Corny as it may sound, time flies when you are having fun. Yes Paul and Jim, I’m having a blast! Listening to great music in a laboratory, working in a 10 degree Celsius room, what else could I ask for? I’m not joking here. Interestingly though, the highlight from last week occurred outside of the lab. We were privileged to talk/eat lunch with a member of a North West Native American Tribe. During our brown bag discussion we focused on our relationship, as future scientists and productive members of society, with the Native American Tribes in our region. It was great. So great in fact that I felt the need to catch my grandparents up on what I had learned as well as a handful of my friends from Willamette!

It was obvious that I needed a new perspective on what a considerate, well educated, socially just person is.
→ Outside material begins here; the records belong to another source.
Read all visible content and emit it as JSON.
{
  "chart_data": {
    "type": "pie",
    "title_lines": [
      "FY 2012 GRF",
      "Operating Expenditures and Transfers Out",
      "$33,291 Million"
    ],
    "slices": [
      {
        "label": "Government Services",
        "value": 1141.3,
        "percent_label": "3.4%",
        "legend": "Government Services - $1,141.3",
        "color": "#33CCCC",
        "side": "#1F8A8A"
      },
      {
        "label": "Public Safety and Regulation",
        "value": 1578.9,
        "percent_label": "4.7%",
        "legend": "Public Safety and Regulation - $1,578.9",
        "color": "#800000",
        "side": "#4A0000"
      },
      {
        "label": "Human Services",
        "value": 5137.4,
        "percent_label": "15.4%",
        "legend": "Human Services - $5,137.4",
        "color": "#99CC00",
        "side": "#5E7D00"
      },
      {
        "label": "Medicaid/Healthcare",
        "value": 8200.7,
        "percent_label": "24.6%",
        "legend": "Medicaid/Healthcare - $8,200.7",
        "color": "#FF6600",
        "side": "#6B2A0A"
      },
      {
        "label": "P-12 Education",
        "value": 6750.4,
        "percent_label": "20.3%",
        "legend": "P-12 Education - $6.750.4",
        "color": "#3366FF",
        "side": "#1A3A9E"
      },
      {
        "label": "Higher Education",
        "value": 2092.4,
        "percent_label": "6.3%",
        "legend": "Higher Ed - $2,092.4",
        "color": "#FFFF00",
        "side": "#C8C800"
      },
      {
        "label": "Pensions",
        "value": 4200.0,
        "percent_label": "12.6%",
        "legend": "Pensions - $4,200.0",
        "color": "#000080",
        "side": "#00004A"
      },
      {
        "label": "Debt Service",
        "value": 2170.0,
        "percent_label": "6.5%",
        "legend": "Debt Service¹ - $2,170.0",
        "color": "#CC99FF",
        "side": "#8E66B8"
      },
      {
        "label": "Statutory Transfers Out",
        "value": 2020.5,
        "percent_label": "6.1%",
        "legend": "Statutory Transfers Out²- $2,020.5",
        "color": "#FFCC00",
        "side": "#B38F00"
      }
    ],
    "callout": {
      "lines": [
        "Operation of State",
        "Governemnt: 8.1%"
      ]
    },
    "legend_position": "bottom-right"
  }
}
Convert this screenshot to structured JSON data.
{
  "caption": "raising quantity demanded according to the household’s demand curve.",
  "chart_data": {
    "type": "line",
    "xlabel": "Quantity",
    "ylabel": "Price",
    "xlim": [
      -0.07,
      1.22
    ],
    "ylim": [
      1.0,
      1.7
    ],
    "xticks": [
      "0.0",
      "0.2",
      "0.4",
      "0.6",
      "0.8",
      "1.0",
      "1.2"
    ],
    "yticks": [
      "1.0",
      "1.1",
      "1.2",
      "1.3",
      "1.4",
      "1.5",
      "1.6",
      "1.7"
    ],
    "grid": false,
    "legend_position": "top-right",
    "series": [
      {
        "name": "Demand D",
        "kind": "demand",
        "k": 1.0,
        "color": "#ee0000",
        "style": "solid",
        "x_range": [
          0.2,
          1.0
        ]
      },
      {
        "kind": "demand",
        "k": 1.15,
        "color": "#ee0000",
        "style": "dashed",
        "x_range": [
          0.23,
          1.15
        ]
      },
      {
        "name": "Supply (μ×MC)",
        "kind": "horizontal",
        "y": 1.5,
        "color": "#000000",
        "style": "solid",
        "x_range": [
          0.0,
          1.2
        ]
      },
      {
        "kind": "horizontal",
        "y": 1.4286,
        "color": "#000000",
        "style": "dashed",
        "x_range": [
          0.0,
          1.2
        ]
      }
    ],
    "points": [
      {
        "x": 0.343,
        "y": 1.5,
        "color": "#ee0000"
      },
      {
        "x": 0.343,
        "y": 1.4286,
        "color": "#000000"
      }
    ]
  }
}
We talked about things I rarely or had ever thought about in depth. Something that hit home was a very general phrase I know I have spoken many times before in school “in X Treaty Y Tribe was given Z rights.” It had never occurred to me the inaccuracy of this statement. Native Americans have reserved these rights, not been given them. I had never given it much thought and in doing so had not realized the importance of these tribal communities. These tribes not only have the right to be treated fairly but they are an integral part of protecting our environment. Not only do they many times look at the environment differently and provide a new approach but they also can supply very valuable data. In the North West for example tribes who historically live off of salmon know years of information on salmon, water quality, and the surrounding environment. It seems that an imperative part of research and environmental protection comes from the cooperation and recognition of everyone.

In New Zealand the Ministry for the Environment not only consults their native tribes, the Maori, before implementing research on the environment, but the Maori must sign off first. Although this is not ideal (ideally the Maori would work in parallel with the Ministry and in research) it is a crucial step, which is not always taken in the United States.

It is our responsibility then to the future of research and environmental protection to consult and work with each other and to listen to different perspectives.